FROM microsoft/dotnet:2.1-runtime-nanoserver-1803 AS base
WORKDIR /app
EXPOSE 9026

FROM microsoft/dotnet:2.1-sdk AS build
WORKDIR /src
COPY API/API.csproj API/
RUN dotnet restore API/API.csproj
COPY . .
WORKDIR /src/API
RUN dotnet build API.csproj -c Release -o /app

FROM build AS publish
RUN dotnet publish API.csproj -c Release -o /app

FROM base AS final
WORKDIR /app
COPY --from=publish /app .
ENTRYPOINT ["dotnet", "API.dll"]

InvitationCodes

service.yaml

## Service definition ##
application:
  schemaVersion: 1.0.0-preview2
  name: inf
  properties:
    services:
      - name: InvitationCodes
        properties:
          description: InvitationCodes description.
          osType: Windows
          codePackages:
            - name: InvitationCodes
              image: invitationcodes:dev
              environmentVariables:
                 - name: ENVIRONMENT
                   value: "[parameters('ENVIRONMENT')]"
                 - name: RESOURCE_GROUP
                   value: "[parameters('RESOURCE_GROUP')]"
                 - name: SEQ_SERVER_URL
                   value: "[parameters('SEQ_SERVER_URL')]"
                 - name: SEQ_API_KEY
                   value: "[parameters('SEQ_API_KEY')]"
                 - name: GRPC_PORT
                   value: "[parameters('GRPC_PORT')]"
              resources:
                requests:
                  cpu: 0.5
                  memoryInGB: 1
          replicaCount: 1
          networkRefs:
            - name: infNetwork

Dockerfile

FROM microsoft/dotnet:2.1-runtime-nanoserver-1803 AS base
WORKDIR /app

FROM microsoft/dotnet:2.1-sdk AS build
WORKDIR /src
COPY InvitationCodes/InvitationCodes.csproj InvitationCodes/
RUN dotnet restore InvitationCodes/InvitationCodes.csproj
COPY . .
WORKDIR /src/InvitationCodes
RUN dotnet build InvitationCodes.csproj -c Release -o /app

FROM build AS publish
RUN dotnet publish InvitationCodes.csproj -c Release -o /app

FROM base AS final
WORKDIR /app
COPY --from=publish /app .
ENTRYPOINT ["dotnet", "InvitationCodes.dll"]

App Resources

app.yaml

application:
  schemaVersion: 1.0.0-preview2
  name: inf
  properties:
    description: inf description.

gateway.yaml

gateway:
  schemaVersion: 1.0.0-preview2
  name: infGateway
  properties:
    description: INF Gateway Resource
    sourceNetwork:
      name: Open
    destinationNetwork:
      name: infNetwork
    tcp:
      - name: gRPCTCP
        port: 9026
        destination:
          applicationName: inf
          serviceName: API
          endpointName: gRPCEndpoint

network.yaml

## Network definition ##
network:
  schemaVersion: 1.0.0-preview2
  name: infNetwork
  properties:
    description: infNetwork description.
    networkAddressPrefix: 10.192.0.0/16
    kind: Local
anantshankar17 commented 5 years ago

@kentcb which VM type are you using, how many cores does that have ? Gateway resource would itself use 1 core, and your service will also consume 1.

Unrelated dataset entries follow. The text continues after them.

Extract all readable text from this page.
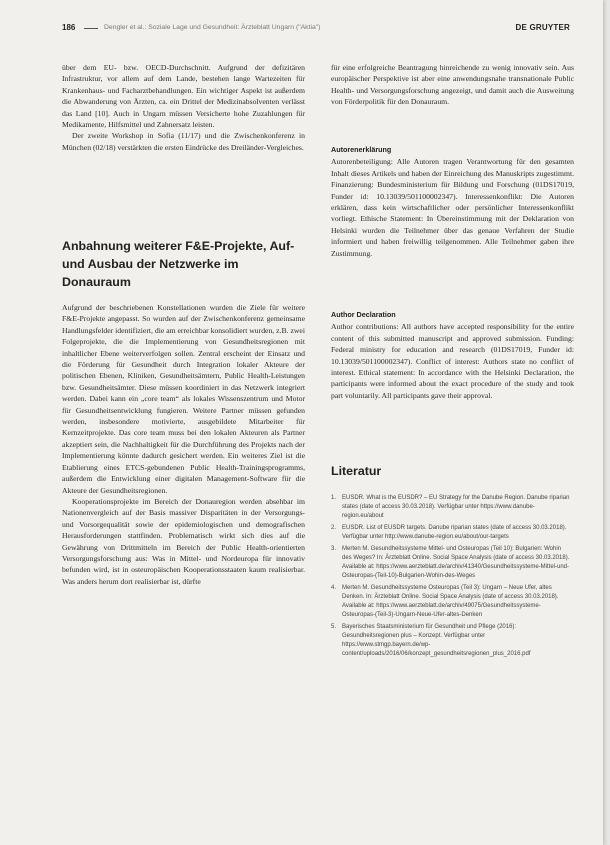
186	Dengler et al.: Soziale Lage und Gesundheit: Ärzteblatt Ungarn ("Aktia")	DE GRUYTER

über dem EU- bzw. OECD-Durchschnitt. Aufgrund der defizitären Infrastruktur, vor allem auf dem Lande, bestehen lange Wartezeiten für Krankenhaus- und Facharztbehandlungen. Ein wichtiger Aspekt ist außerdem die Abwanderung von Ärzten, ca. ein Drittel der Medizinabsolventen verlässt das Land [10]. Auch in Ungarn müssen Versicherte hohe Zuzahlungen für Medikamente, Hilfsmittel und Zahnersatz leisten.

Der zweite Workshop in Sofia (11/17) und die Zwischenkonferenz in München (02/18) verstärkten die ersten Eindrücke des Dreiländer-Vergleiches.

Anbahnung weiterer F&E-Projekte, Auf- und Ausbau der Netzwerke im Donauraum

Aufgrund der beschriebenen Konstellationen wurden die Ziele für weitere F&E-Projekte angepasst. So wurden auf der Zwischenkonferenz gemeinsame Handlungsfelder identifiziert, die am erreichbar konsolidiert wurden, z.B. zwei Folgeprojekte, die die Implementierung von Gesundheitsregionen mit inhaltlicher Ebene weiterverfolgen sollen. Zentral erscheint der Einsatz und die Förderung für Gesundheit durch Integration lokaler Akteure der politischen Ebenen, Kliniken, Gesundheitsämtern, Public Health-Leistungen bzw. Gesundheitsämter. Diese müssen koordiniert in das Netzwerk integriert werden. Dabei kann ein „core team“ als lokales Wissenszentrum und Motor für Gesundheitsentwicklung fungieren. Weitere Partner müssen gefunden werden, insbesondere motivierte, ausgebildete Mitarbeiter für Kernzeitprojekte. Das core team muss bei den lokalen Akteuren als Partner akzeptiert sein, die Nachhaltigkeit für die Durchführung des Projekts nach der Implementierung könnte dadurch gesichert werden. Ein weiteres Ziel ist die Etablierung eines ETCS-gebundenen Public Health-Trainingsprogramms, außerdem die Entwicklung einer digitalen Management-Software für die Akteure der Gesundheitsregionen.

Kooperationsprojekte im Bereich der Donauregion werden absehbar im Nationenvergleich auf der Basis massiver Disparitäten in der Versorgungs- und Vorsorgequalität sowie der epidemiologischen und demografischen Herausforderungen stattfinden. Problematisch wirkt sich dies auf die Gewährung von Drittmitteln im Bereich der Public Health-orientierten Versorgungsforschung aus: Was in Mittel- und Nordeuropa für innovativ befunden wird, ist in osteuropäischen Kooperationsstaaten kaum realisierbar. Was anders herum dort realisierbar ist, dürfte

für eine erfolgreiche Beantragung hinreichende zu wenig innovativ sein. Aus europäischer Perspektive ist aber eine anwendungsnahe transnationale Public Health- und Versorgungsforschung angezeigt, und damit auch die Ausweitung von Förderpolitik für den Donauraum.

Autorenerklärung

Autorenbeteiligung: Alle Autoren tragen Verantwortung für den gesamten Inhalt dieses Artikels und haben der Einreichung des Manuskripts zugestimmt. Finanzierung: Bundesministerium für Bildung und Forschung (01DS17019, Funder id: 10.13039/501100002347). Interessenkonflikt: Die Autoren erklären, dass kein wirtschaftlicher oder persönlicher Interessenkonflikt vorliegt. Ethische Statement: In Übereinstimmung mit der Deklaration von Helsinki wurden die Teilnehmer über das genaue Verfahren der Studie informiert und haben freiwillig teilgenommen. Alle Teilnehmer gaben ihre Zustimmung.

Author Declaration

Author contributions: All authors have accepted responsibility for the entire content of this submitted manuscript and approved submission. Funding: Federal ministry for education and research (01DS17019, Funder id: 10.13039/501100002347). Conflict of interest: Authors state no conflict of interest. Ethical statement: In accordance with the Helsinki Declaration, the participants were informed about the exact procedure of the study and took part voluntarily. All participants gave their approval.

Literatur
1. EUSDR. What is the EUSDR? – EU Strategy for the Danube Region. Danube riparian states (date of access 30.03.2018). Verfügbar unter https://www.danube-region.eu/about
2. EUSDR. List of EUSDR targets. Danube riparian states (date of access 30.03.2018). Verfügbar unter http://www.danube-region.eu/about/our-targets
3. Merten M. Gesundheitssysteme Mittel- und Osteuropas (Teil 10): Bulgarien: Wohin des Weges? In: Ärzteblatt Online. Social Space Analysis (date of access 30.03.2018). Available at: https://www.aerzteblatt.de/archiv/41340/Gesundheitssysteme-Mittel-und-Osteuropas-(Teil-10)-Bulgarien-Wohin-des-Weges
4. Merten M. Gesundheitssysteme Osteuropas (Teil 3): Ungarn – Neue Ufer, altes Denken. In: Ärzteblatt Online. Social Space Analysis (date of access 30.03.2018). Available at: https://www.aerzteblatt.de/archiv/49075/Gesundheitssysteme-Osteuropas-(Teil-3)-Ungarn-Neue-Ufer-altes-Denken
5. Bayerisches Staatsministerium für Gesundheit und Pflege (2016): Gesundheitsregionen plus – Konzept. Verfügbar unter https://www.stmgp.bayern.de/wp-content/uploads/2016/06/konzept_gesundheitsregionen_plus_2016.pdf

After app deployment, did you run this cmdlet and check the resource utilization ? (Get-ServiceFabricClusterLoadInformation).LoadMetricInformationList | select Name, ClusterCapacity, ClusterLoad, IsClusterCapacityViolation https://docs.microsoft.com/en-us/powershell/module/servicefabric/Get-ServiceFabricClusterLoadInformation?view=azureservicefabricps#outputs

anantshankar17 commented 5 years ago

Please reopen if you see this issue even after resolving the resource constraints.